The Post Office found me a woman to clean up four days a week. She arrived on a horse, charging up the lane and across the moat, black hair streaming in the wind, again contributing to the Latin American aspect of this corner of Essex. With her fine, aquiline features and almond eyes she could easily have been an Indian of the plains under the eastern slope of the Andes, where the natives are tall and slender.

This was Dorothea, aged 37, handsome if not quite beautiful, with a semi-disabled husband and a pretty daughter of 12.

Dorothea took control. She persuaded the pump to emit a dribble of doubtful water, removed the mummified jackdaw from the chimney, dropped a pebble by way of a test into the black and silken surface of the fluid in the septic tank, and nodded with satisfaction. The horse was a bother to her. It was impossible to leave it free to crop the grass because of holes leading to tunnels, where, as she thought, the inhabitants had once hidden themselves in the bad times of old. I said, ‘I saw you on a bicycle the other day. Why don’t you use it to come over here?’ She replied, nodding apologetically in the horse’s direction, ‘Well, I just ride it when I can. It’s something you have to do.’

She went with me in the car to point out the baker’s, the man who might agree to cut the grass and mow the lawn, and the one who could fix up a television aerial. Assistance of this kind was easily procured in Long Crendon, as Dorothea explained, by adopting a tactful, even ingratiating approach.

We passed two men in baseball caps, one wearing dark glasses and a lumberjack shirt, chatting outside a pub. ‘Americans?’ I asked.

‘No, locals. Carpenters up at the base.’

‘They look like Yanks.’

‘Well, they want to, don’t they? Most of the fellows work on the base these days. If you can call it work.’

The village was a long, narrow street, straggling in fits and starts for the best part of a mile, hence its name. There was a bad smell at one end from a rubbish dump that looked like a collapsed volcano that had been smouldering for several years, and at the other from a pig farm. The houses were simple and plain, with white plastered fronts, the poorer and smaller ones thatched, some still with leaden lights. A substantial mansion standing in gardens back from the road had suffered brutal modernisation, the garden being now enclosed with a ranch-style fence. Until the previous month it had been named Hill Top, said Dorothea, but now with a new owner who had been in property development, it had become Rancho Grande. It was the only evidence that money had been spent in the village, either on preservation or ornament.

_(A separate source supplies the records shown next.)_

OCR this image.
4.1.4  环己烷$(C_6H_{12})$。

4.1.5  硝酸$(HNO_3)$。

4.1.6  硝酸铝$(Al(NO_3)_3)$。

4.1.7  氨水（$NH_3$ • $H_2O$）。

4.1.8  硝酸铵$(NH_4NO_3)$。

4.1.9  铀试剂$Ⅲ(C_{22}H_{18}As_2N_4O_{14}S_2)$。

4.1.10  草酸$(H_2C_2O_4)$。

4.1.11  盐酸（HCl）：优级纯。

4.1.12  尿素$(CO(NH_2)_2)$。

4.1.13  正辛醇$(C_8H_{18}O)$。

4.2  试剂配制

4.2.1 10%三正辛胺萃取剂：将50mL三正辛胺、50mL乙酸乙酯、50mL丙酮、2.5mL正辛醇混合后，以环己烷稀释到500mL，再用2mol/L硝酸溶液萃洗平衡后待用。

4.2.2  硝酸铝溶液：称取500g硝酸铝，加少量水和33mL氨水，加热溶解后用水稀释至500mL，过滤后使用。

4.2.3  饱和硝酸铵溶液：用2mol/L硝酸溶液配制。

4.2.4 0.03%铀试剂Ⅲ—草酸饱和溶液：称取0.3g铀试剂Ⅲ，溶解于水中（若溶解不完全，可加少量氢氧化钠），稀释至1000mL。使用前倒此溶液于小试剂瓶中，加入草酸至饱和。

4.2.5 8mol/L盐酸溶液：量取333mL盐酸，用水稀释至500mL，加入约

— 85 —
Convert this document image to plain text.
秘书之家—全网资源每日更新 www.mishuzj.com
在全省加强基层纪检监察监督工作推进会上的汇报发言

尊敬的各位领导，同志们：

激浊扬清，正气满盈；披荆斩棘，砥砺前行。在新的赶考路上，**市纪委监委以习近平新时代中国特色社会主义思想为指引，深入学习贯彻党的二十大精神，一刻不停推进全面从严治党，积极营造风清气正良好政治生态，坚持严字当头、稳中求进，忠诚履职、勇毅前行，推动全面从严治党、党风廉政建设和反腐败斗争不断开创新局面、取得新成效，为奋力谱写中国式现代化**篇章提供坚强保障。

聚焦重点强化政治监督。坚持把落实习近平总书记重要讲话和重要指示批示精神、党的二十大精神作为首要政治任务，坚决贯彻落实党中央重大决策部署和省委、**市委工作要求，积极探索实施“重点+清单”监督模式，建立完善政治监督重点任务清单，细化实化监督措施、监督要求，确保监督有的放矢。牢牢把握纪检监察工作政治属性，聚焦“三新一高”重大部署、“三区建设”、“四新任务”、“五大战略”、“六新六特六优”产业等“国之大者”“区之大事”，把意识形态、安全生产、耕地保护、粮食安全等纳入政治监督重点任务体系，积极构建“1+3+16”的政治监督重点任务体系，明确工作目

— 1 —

We passed three depressed-looking pubs and a grey little school with children squabbling in the playground. The church was the only building of note, with a Norman door, good stained glass and tombstones packed close in separate familiar groups as if to carry earthly associations beyond the grave.

The tour ended with a passing glance at the village hall. ‘That’s where I go dancing with my friend Mr Short on Saturday night,’ Dorothea said.

‘Your friend?’

‘Well, not my
boyfriend
. Actually I don’t like him all that much. We just go dancing together. Otherwise I don’t find him all that interesting. I expect you heard all about Dick’s accident?’